After a well-received debut album, holding down opening slots for The Rolling Stones and Arcade Fire, and touring non-stop across the globe, one could forgive Public Service Broadcasting if they decided to rest on their laurels—or simply rest. But the English band, known for inventively blending dynamic instrumental performances with archival audio samples, show no signs of slowing down.
In January the duo released The Race For Space, one of the most interesting and ambitious music projects of the year. The instrumental album recounts in quirky fashion the healthy competition between NASA and their Soviet counterparts during the heyday of space exploration in the 1950s and 1960s with the help of samples taken from historic films and archival recordings.
opbmusic’s Matthew Casebeer caught up with PSB’s J. Willgoose, Esq. and Wrigglesworth after a recent show at Doug Fir Lounge in Portland and chatted with them about the new album, their writing process, and the band’s interesting beginning.
On how they first met:
Wrigglesworth: We just met on a reupholstering course. [Laughter] It’s not that funny. Yeah, well it did get interesting because he managed to with the staple gun, he stapled his hand to the sofa. So I had to run over and rescue him by pulling the staple out. I don’t know how we got onto music from that but…
J. Willgoose, Esq.: I know. I said “Oh my God, I just stapled my wrist to the sofa. How will I ever play guitar again?”
On creating the song Go! with its signature samples taken from Apollo 11 mission control recordings:
J. Willgoose, Esq.: Apollo 11 was obviously always going to be on the album but I didn’t want to do it the obvious way. As soon as I heard those samples and those callouts, and they’re very handily in groups of eight as well which for conventional music is very handy, I was just like “That’s it. Done. That’s the song.” Even before I’d written a note, I [knew that was] going to be good. I [had] faith in that one.

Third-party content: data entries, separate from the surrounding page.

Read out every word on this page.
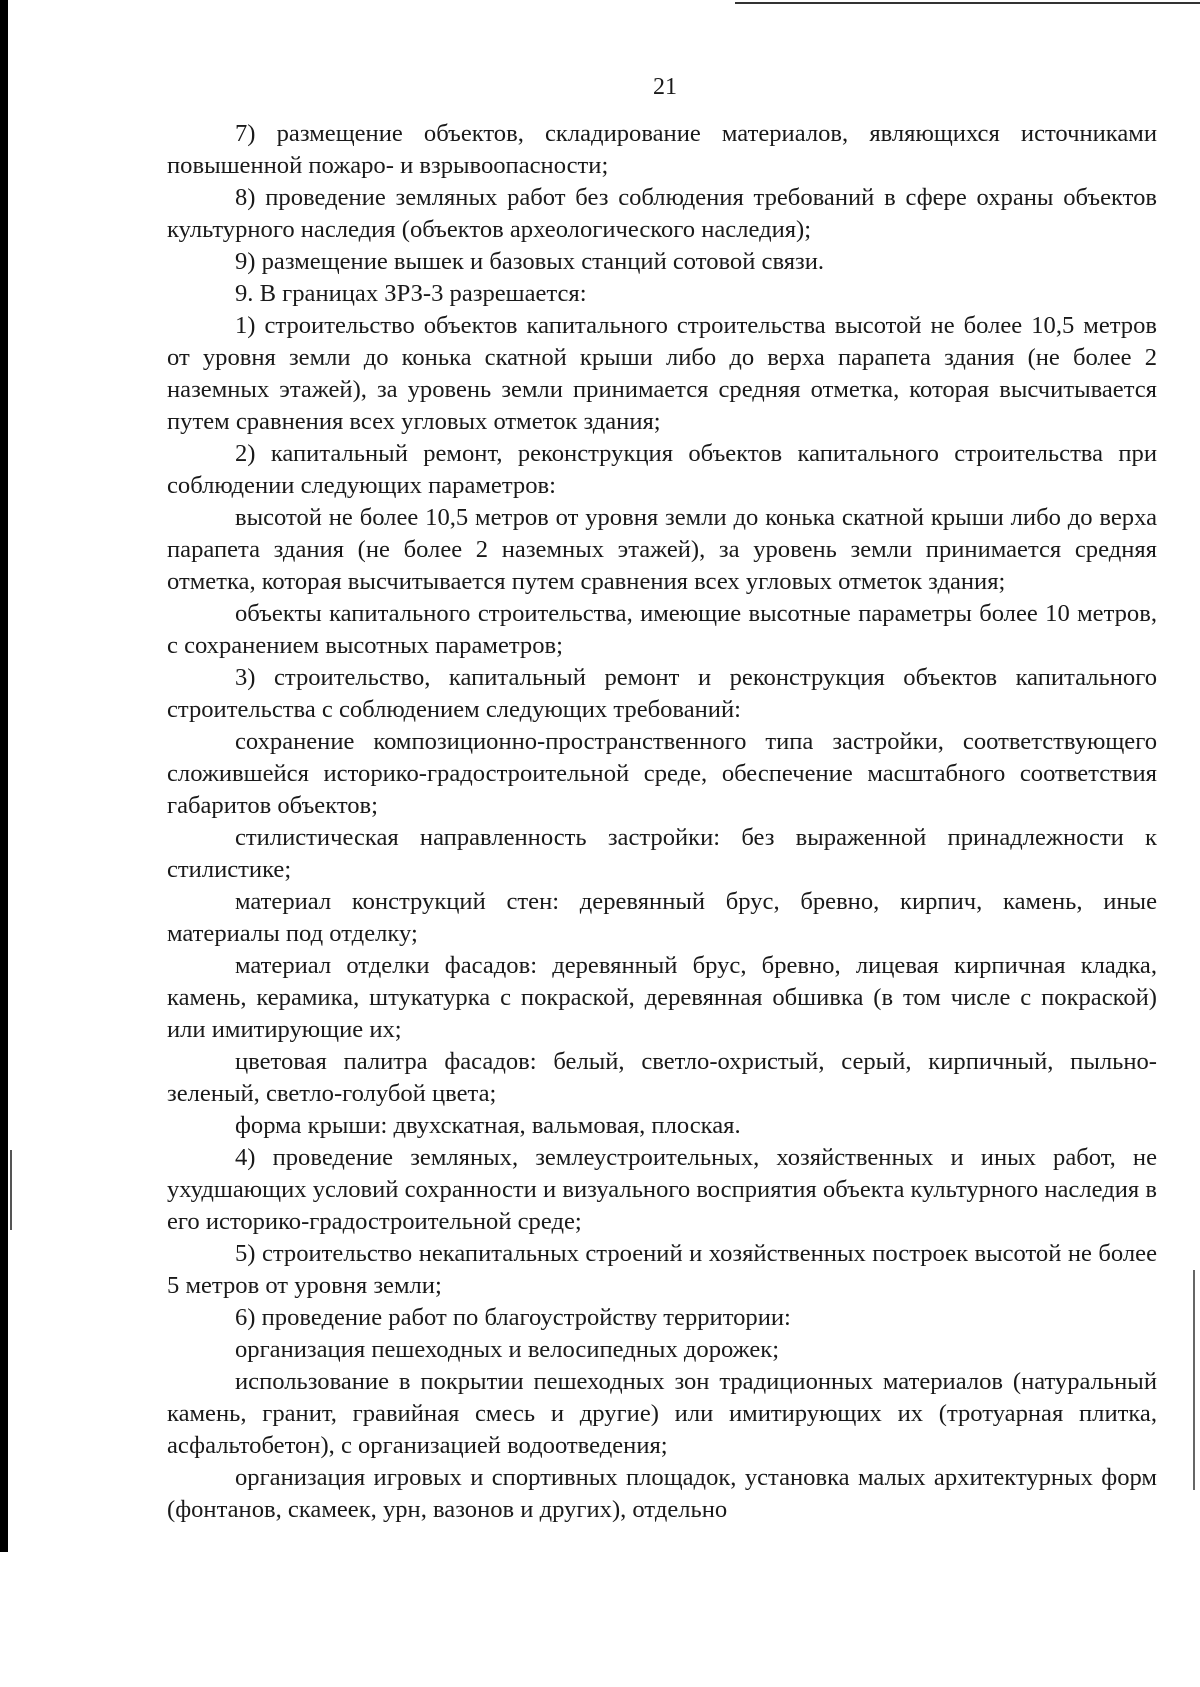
21

7) размещение объектов, складирование материалов, являющихся источниками повышенной пожаро- и взрывоопасности;

8) проведение земляных работ без соблюдения требований в сфере охраны объектов культурного наследия (объектов археологического наследия);

9) размещение вышек и базовых станций сотовой связи.

9. В границах ЗРЗ-3 разрешается:

1) строительство объектов капитального строительства высотой не более 10,5 метров от уровня земли до конька скатной крыши либо до верха парапета здания (не более 2 наземных этажей), за уровень земли принимается средняя отметка, которая высчитывается путем сравнения всех угловых отметок здания;

2) капитальный ремонт, реконструкция объектов капитального строительства при соблюдении следующих параметров:

высотой не более 10,5 метров от уровня земли до конька скатной крыши либо до верха парапета здания (не более 2 наземных этажей), за уровень земли принимается средняя отметка, которая высчитывается путем сравнения всех угловых отметок здания;

объекты капитального строительства, имеющие высотные параметры более 10 метров, с сохранением высотных параметров;

3) строительство, капитальный ремонт и реконструкция объектов капитального строительства с соблюдением следующих требований:

сохранение композиционно-пространственного типа застройки, соответствующего сложившейся историко-градостроительной среде, обеспечение масштабного соответствия габаритов объектов;

стилистическая направленность застройки: без выраженной принадлежности к стилистике;

материал конструкций стен: деревянный брус, бревно, кирпич, камень, иные материалы под отделку;

материал отделки фасадов: деревянный брус, бревно, лицевая кирпичная кладка, камень, керамика, штукатурка с покраской, деревянная обшивка (в том числе с покраской) или имитирующие их;

цветовая палитра фасадов: белый, светло-охристый, серый, кирпичный, пыльно-зеленый, светло-голубой цвета;

форма крыши: двухскатная, вальмовая, плоская.

4) проведение земляных, землеустроительных, хозяйственных и иных работ, не ухудшающих условий сохранности и визуального восприятия объекта культурного наследия в его историко-градостроительной среде;

5) строительство некапитальных строений и хозяйственных построек высотой не более 5 метров от уровня земли;

6) проведение работ по благоустройству территории:

организация пешеходных и велосипедных дорожек;

использование в покрытии пешеходных зон традиционных материалов (натуральный камень, гранит, гравийная смесь и другие) или имитирующих их (тротуарная плитка, асфальтобетон), с организацией водоотведения;

организация игровых и спортивных площадок, установка малых архитектурных форм (фонтанов, скамеек, урн, вазонов и других), отдельно
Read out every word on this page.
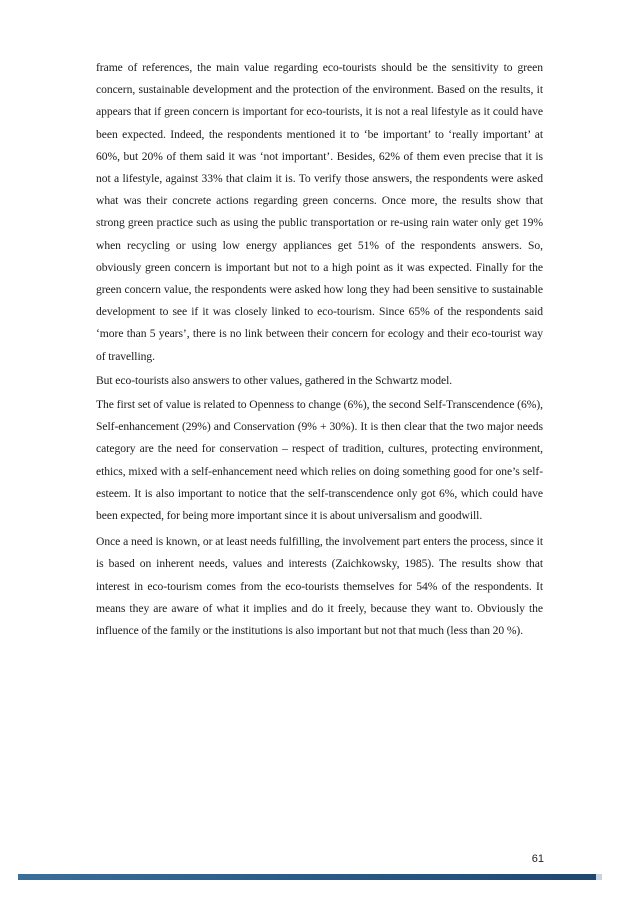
frame of references, the main value regarding eco-tourists should be the sensitivity to green concern, sustainable development and the protection of the environment. Based on the results, it appears that if green concern is important for eco-tourists, it is not a real lifestyle as it could have been expected. Indeed, the respondents mentioned it to ‘be important’ to ‘really important’ at 60%, but 20% of them said it was ‘not important’. Besides, 62% of them even precise that it is not a lifestyle, against 33% that claim it is. To verify those answers, the respondents were asked what was their concrete actions regarding green concerns. Once more, the results show that strong green practice such as using the public transportation or re-using rain water only get 19% when recycling or using low energy appliances get 51% of the respondents answers. So, obviously green concern is important but not to a high point as it was expected. Finally for the green concern value, the respondents were asked how long they had been sensitive to sustainable development to see if it was closely linked to eco-tourism. Since 65% of the respondents said ‘more than 5 years’, there is no link between their concern for ecology and their eco-tourist way of travelling.

But eco-tourists also answers to other values, gathered in the Schwartz model.

The first set of value is related to Openness to change (6%), the second Self-Transcendence (6%), Self-enhancement (29%) and Conservation (9% + 30%). It is then clear that the two major needs category are the need for conservation – respect of tradition, cultures, protecting environment, ethics, mixed with a self-enhancement need which relies on doing something good for one’s self-esteem. It is also important to notice that the self-transcendence only got 6%, which could have been expected, for being more important since it is about universalism and goodwill.

Once a need is known, or at least needs fulfilling, the involvement part enters the process, since it is based on inherent needs, values and interests (Zaichkowsky, 1985). The results show that interest in eco-tourism comes from the eco-tourists themselves for 54% of the respondents. It means they are aware of what it implies and do it freely, because they want to. Obviously the influence of the family or the institutions is also important but not that much (less than 20 %).

61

On the flashy video for Gagarin, a song written about Russian cosmonaut Yuri Gagarin who was the first man in space:
J. Willgoose, Esq.: It’s supposed to be a fun celebration of his achievement. Somebody came up to me at a gig the other night and said “I love the way you went full rock star for Yuri because that’s what he was. Bam! [You] gave him that massive sort of 70s cop show theme.” That’s the idea behind [the song], but sort of coming at it from an odd angle.
On how they dance so well in space suits (watch the video above):
J. Willgoose, Esq.: It’s very difficult. It’s very hot in those.
Wrigglesworth: Years of practice. Years.
J. Willgoose, Esq.: Really? How long have you had that space suit?
Wrigglesworth: Since I was three.
J. Willgoose, Esq.: You were practicing in that when you were three?
Wrigglesworth: These things don’t happen overnight.